Steps to Access the Dashboard

  1. Start the R!AN Server

    Depending on your configuration, start the R!AN server using one of the following commands:

    With PostgreSQL:


    rian serve --config path/to/your/node.yaml

    With SurrealDB:


    rian serve
  2. Navigate to the Dashboard

Starting a R!AN server in serve mode will automatically open the dashboard in a browser tab.

r!an dashboard


Using the R!AN Dashboard

Overview

The R!AN dashboard provides an intuitive interface for managing your data, including sections for Cluster Info, Node Info, Discovery, Insights, Semantic Service, and Node Health.

Cluster Info

Cluster Information: Provides details about the cluster, including nodes, status, and configuration.

Node Info

Node Details: Displays information about the current node, including its ID, status, and configuration.

Discovery

Service Discovery: Manages the data discovery services within the cluster.

Insights

Insights Management: Allows you to view and manage insights generated by the system.

Semantic Service

Semantic Pipelines: Runs semantic pipelines assigned by the control plane.

Node Health

Health Monitoring: Monitors the health and performance of the node, providing detailed metrics and status reports.

Setup Data Sources

r!an dashboard


Initialize Data Source(s)

r!an dashboard


To initialize a local file folder source, use the following configuration:

{
"backend": {
"files": {
"root_path": "path/to/your/local/file/folder",
"id": "File Collector 1"
}
},
"name": "Demo Collector"
}

In this example, we are initializing a single data source. You can add additional data sources based on your specific data locations and requirements.

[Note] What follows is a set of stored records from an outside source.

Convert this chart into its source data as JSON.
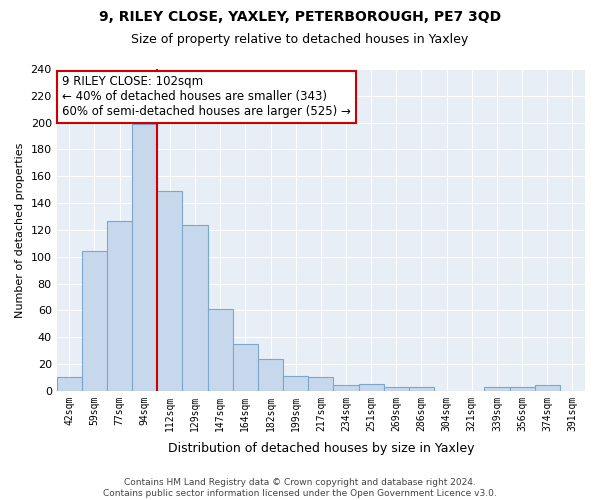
{
  "title": "9, RILEY CLOSE, YAXLEY, PETERBOROUGH, PE7 3QD",
  "subtitle": "Size of property relative to detached houses in Yaxley",
  "xlabel": "Distribution of detached houses by size in Yaxley",
  "ylabel": "Number of detached properties",
  "bin_labels": [
    "42sqm",
    "59sqm",
    "77sqm",
    "94sqm",
    "112sqm",
    "129sqm",
    "147sqm",
    "164sqm",
    "182sqm",
    "199sqm",
    "217sqm",
    "234sqm",
    "251sqm",
    "269sqm",
    "286sqm",
    "304sqm",
    "321sqm",
    "339sqm",
    "356sqm",
    "374sqm",
    "391sqm"
  ],
  "bar_heights": [
    10,
    104,
    127,
    199,
    149,
    124,
    61,
    35,
    24,
    11,
    10,
    4,
    5,
    3,
    3,
    0,
    0,
    3,
    3,
    4,
    0
  ],
  "bar_color": "#c8d8ec",
  "bar_edge_color": "#7aa8cc",
  "highlight_bar_index": 3,
  "highlight_color": "#cc0000",
  "ylim": [
    0,
    240
  ],
  "yticks": [
    0,
    20,
    40,
    60,
    80,
    100,
    120,
    140,
    160,
    180,
    200,
    220,
    240
  ],
  "annotation_text": "9 RILEY CLOSE: 102sqm\n← 40% of detached houses are smaller (343)\n60% of semi-detached houses are larger (525) →",
  "footer_line1": "Contains HM Land Registry data © Crown copyright and database right 2024.",
  "footer_line2": "Contains public sector information licensed under the Open Government Licence v3.0.",
  "background_color": "#ffffff",
  "plot_bg_color": "#e8eef5",
  "grid_color": "#ffffff"
}
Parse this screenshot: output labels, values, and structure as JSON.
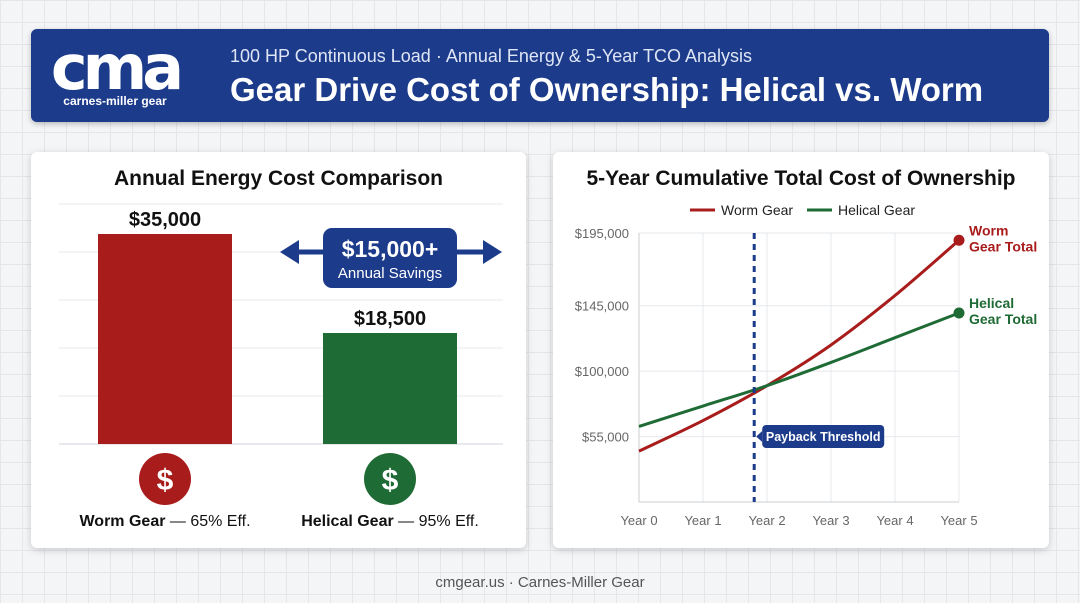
{
  "header": {
    "logo_text": "cma",
    "logo_name": "carnes-miller gear",
    "subtitle": "100 HP Continuous Load · Annual Energy & 5-Year TCO Analysis",
    "title": "Gear Drive Cost of Ownership: Helical vs. Worm"
  },
  "colors": {
    "worm": "#a81c1c",
    "helical": "#1f6b35",
    "navy": "#1c3b8b"
  },
  "icons": {
    "worm_icon": "dollar-icon",
    "helical_icon": "dollar-icon"
  },
  "chart_data": [
    {
      "type": "bar",
      "title": "Annual Energy Cost Comparison",
      "categories": [
        "Worm Gear",
        "Helical Gear"
      ],
      "values": [
        35000,
        18500
      ],
      "value_labels": [
        "$35,000",
        "$18,500"
      ],
      "category_labels": [
        {
          "name": "Worm Gear",
          "detail": " — 65% Eff."
        },
        {
          "name": "Helical Gear",
          "detail": " — 95% Eff."
        }
      ],
      "ylim": [
        0,
        42000
      ],
      "grid": true,
      "annotation": {
        "value": "$15,000+",
        "label": "Annual Savings"
      }
    },
    {
      "type": "line",
      "title": "5-Year Cumulative Total Cost of Ownership",
      "x": [
        "Year 0",
        "Year 1",
        "Year 2",
        "Year 3",
        "Year 4",
        "Year 5"
      ],
      "series": [
        {
          "name": "Worm Gear",
          "values": [
            45000,
            66000,
            90000,
            118000,
            152000,
            190000
          ],
          "end_label": [
            "Worm",
            "Gear Total"
          ]
        },
        {
          "name": "Helical Gear",
          "values": [
            62000,
            76000,
            90000,
            106000,
            123000,
            140000
          ],
          "end_label": [
            "Helical",
            "Gear Total"
          ]
        }
      ],
      "yticks": [
        "$55,000",
        "$100,000",
        "$145,000",
        "$195,000"
      ],
      "ytick_values": [
        55000,
        100000,
        145000,
        195000
      ],
      "ylim": [
        10000,
        195000
      ],
      "grid": true,
      "legend": "top",
      "vline": {
        "x": 1.8,
        "label": "Payback Threshold"
      }
    }
  ],
  "footer": "cmgear.us · Carnes-Miller Gear"
}
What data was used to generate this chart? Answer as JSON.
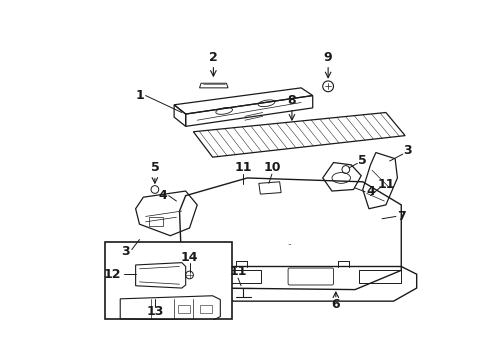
{
  "bg_color": "#ffffff",
  "line_color": "#1a1a1a",
  "fig_width": 4.9,
  "fig_height": 3.6,
  "dpi": 100
}
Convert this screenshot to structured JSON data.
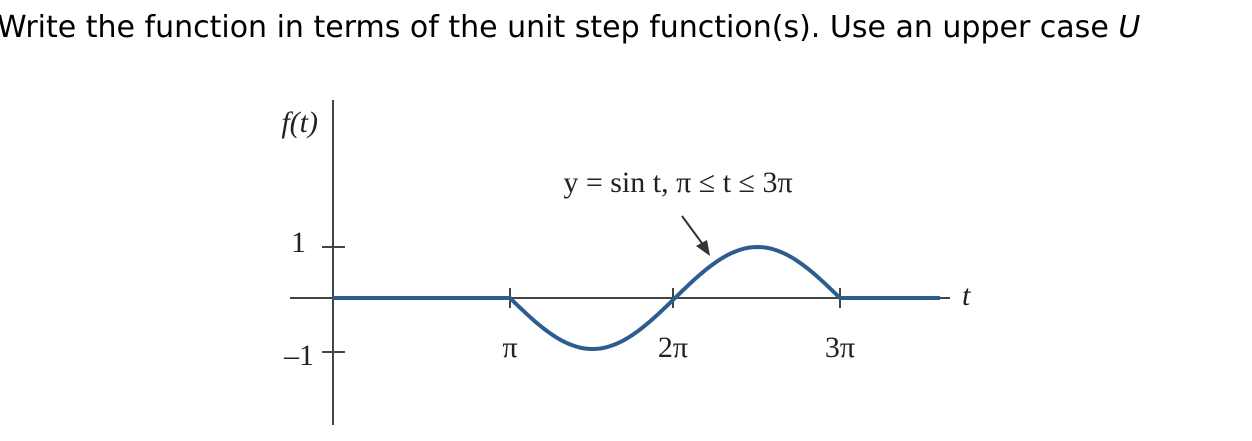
{
  "question": {
    "text": "Write the function in terms of the unit step function(s). Use an upper case",
    "variable": "U"
  },
  "figure": {
    "y_axis_label": "f(t)",
    "x_axis_label": "t",
    "y_tick_labels": [
      "1",
      "–1"
    ],
    "x_tick_labels": [
      "π",
      "2π",
      "3π"
    ],
    "annotation": "y = sin t, π ≤ t ≤ 3π"
  }
}
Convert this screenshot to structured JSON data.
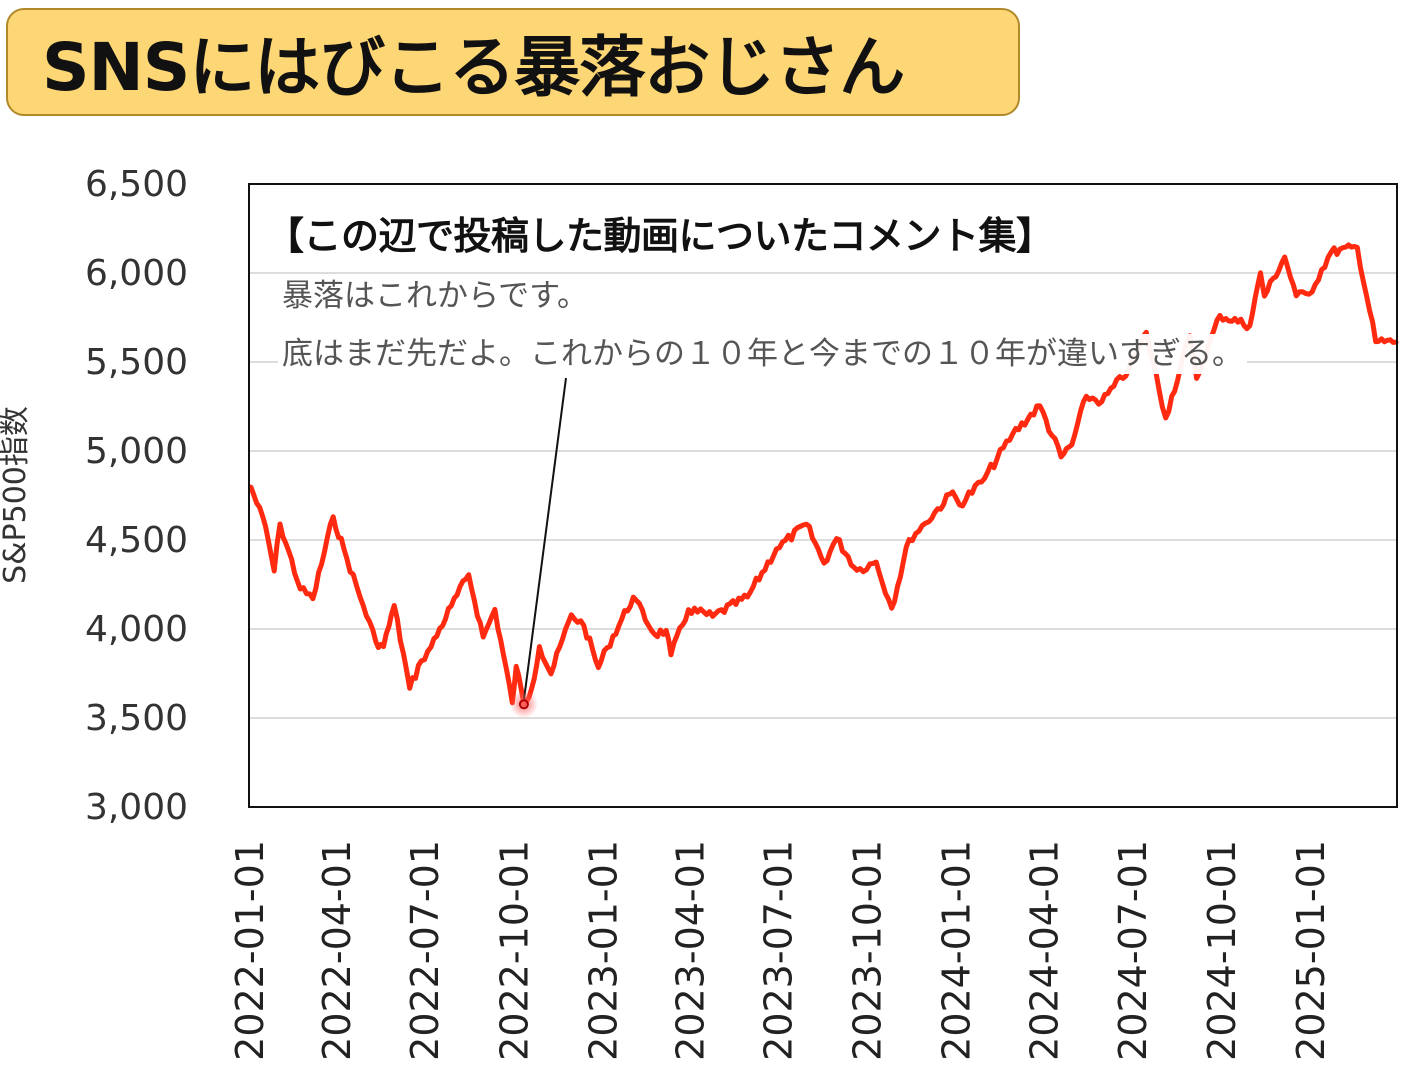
{
  "title": "SNSにはびこる暴落おじさん",
  "annotation": {
    "heading": "【この辺で投稿した動画についたコメント集】",
    "comments": [
      "暴落はこれからです。",
      "底はまだ先だよ。これからの１０年と今までの１０年が違いすぎる。"
    ],
    "pointer_date": "2022-10-12",
    "pointer_value": 3577
  },
  "colors": {
    "banner": "#fdd676",
    "line": "#ff2a10",
    "grid": "#dddddd",
    "axis": "#111111",
    "text": "#333333"
  },
  "chart_data": {
    "type": "line",
    "title": "",
    "xlabel": "",
    "ylabel": "S&P500指数",
    "ylim": [
      3000,
      6500
    ],
    "yticks": [
      3000,
      3500,
      4000,
      4500,
      5000,
      5500,
      6000,
      6500
    ],
    "ytick_labels": [
      "3,000",
      "3,500",
      "4,000",
      "4,500",
      "5,000",
      "5,500",
      "6,000",
      "6,500"
    ],
    "xlim": [
      "2022-01-01",
      "2025-04-01"
    ],
    "xticks": [
      "2022-01-01",
      "2022-04-01",
      "2022-07-01",
      "2022-10-01",
      "2023-01-01",
      "2023-04-01",
      "2023-07-01",
      "2023-10-01",
      "2024-01-01",
      "2024-04-01",
      "2024-07-01",
      "2024-10-01",
      "2025-01-01"
    ],
    "grid": true,
    "series": [
      {
        "x": [
          "2022-01-03",
          "2022-01-18",
          "2022-01-27",
          "2022-02-02",
          "2022-02-23",
          "2022-03-08",
          "2022-03-29",
          "2022-04-12",
          "2022-04-29",
          "2022-05-12",
          "2022-05-20",
          "2022-05-31",
          "2022-06-16",
          "2022-06-28",
          "2022-07-08",
          "2022-07-29",
          "2022-08-16",
          "2022-08-31",
          "2022-09-12",
          "2022-09-30",
          "2022-10-04",
          "2022-10-12",
          "2022-10-20",
          "2022-10-28",
          "2022-11-09",
          "2022-11-30",
          "2022-12-13",
          "2022-12-28",
          "2023-01-06",
          "2023-02-02",
          "2023-02-24",
          "2023-03-08",
          "2023-03-13",
          "2023-03-31",
          "2023-04-25",
          "2023-05-31",
          "2023-06-30",
          "2023-07-31",
          "2023-08-18",
          "2023-08-31",
          "2023-09-21",
          "2023-10-11",
          "2023-10-27",
          "2023-11-14",
          "2023-12-01",
          "2023-12-29",
          "2024-01-05",
          "2024-01-31",
          "2024-02-29",
          "2024-03-28",
          "2024-04-19",
          "2024-04-30",
          "2024-05-15",
          "2024-05-31",
          "2024-06-28",
          "2024-07-16",
          "2024-08-05",
          "2024-08-30",
          "2024-09-06",
          "2024-09-30",
          "2024-10-31",
          "2024-11-11",
          "2024-11-15",
          "2024-12-06",
          "2024-12-18",
          "2024-12-31",
          "2025-01-23",
          "2025-02-19",
          "2025-03-10",
          "2025-03-31"
        ],
        "values": [
          4797,
          4577,
          4326,
          4590,
          4225,
          4170,
          4631,
          4397,
          4132,
          3930,
          3901,
          4132,
          3667,
          3821,
          3899,
          4130,
          4305,
          3955,
          4110,
          3586,
          3790,
          3577,
          3665,
          3901,
          3748,
          4080,
          4019,
          3783,
          3895,
          4179,
          3970,
          3992,
          3855,
          4109,
          4071,
          4180,
          4450,
          4589,
          4370,
          4508,
          4330,
          4376,
          4117,
          4502,
          4595,
          4770,
          4697,
          4846,
          5096,
          5254,
          4967,
          5035,
          5308,
          5277,
          5460,
          5667,
          5186,
          5648,
          5408,
          5762,
          5705,
          6001,
          5870,
          6090,
          5872,
          5881,
          6118,
          6144,
          5614,
          5611
        ]
      }
    ]
  }
}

Create Semantic Data Fabric

Start the Semantics service

To start processing the data and create a semantic data fabric over your private data, follow these steps:

  1. Navigate to the Semantic Pipeline Request Semantic Data Fabric api

  1. Customize the Options
{
"attention_threshold": 0,
"collectors": [
"string"
],
"fixed_entities": {
"entities": [
"string"
]
},
"model": 0,
"sample_entities": {
"entities": [
"string"
]
}
}

  • attention_threshold: R!AN uses attention matrices from transformer models to construct the semantic data fabric. This threshold filters out data fabrics that fall below the specified score.
  • collectors: A list of sources to be used for fetching data.
  • fixed_entities: A list of entities around which the semantic data fabric will be constructed.
  • sample_entities: The types of the entities specified in fixed_entities.
  • model: Choose the model to use for Named Entity Recognition (NER).
    • Pass 0 to use the English-based NER model.
    • Pass 1 to use the Geology-based NER model.
    • If no model and no entities are specified, the default is the English-based NER model.
  1. Successful execution of the Semantic Pipeline Request will return a unique pipeline_id. This pipeline_id acts as a unique identifier for the semantic data fabric created during this session. This feature allows users to create different data fabrics using various semantic pipeline options, which is usef ul for :
  • Flexibility: Users can create multiple semantic data fabrics over the same data or different data sets. This flexibility allows for comparative analysis and tailored insights based on different configurations and parameters.
  • Customization: Each pipeline_id corresponds to a specific semantic pipeline configuration. Users can experiment with different settings to optimize their data discovery and insight generation processes.
  • Organized Data Management: With unique pipeline_ids, users can manage and organize their data fabrics efficiently, ensuring that each fabric can be referenced, modified, or analyzed independently.
  • Enhanced Insight Generation: By creating multiple semantic data fabrics, users can uncover a broader range of insights and patterns, improving decision-making and strategic planning.

Semantic Data Fabric api


Important Note

Remember to note down the pipeline_id returned after each successful execution of a semantic pipeline. This ID is crucial for performing searches and generating insights later. Each pipeline_id ensures that you can accurately reference and utilize the specific data fabric created during your session.

Summary

The R!AN dashboard simplifies the management of your data and services, providing a user-friendly interface to interact with and monitor your cluster. By following the steps outlined in this guide, you have created a semantic data fabric using R!AN.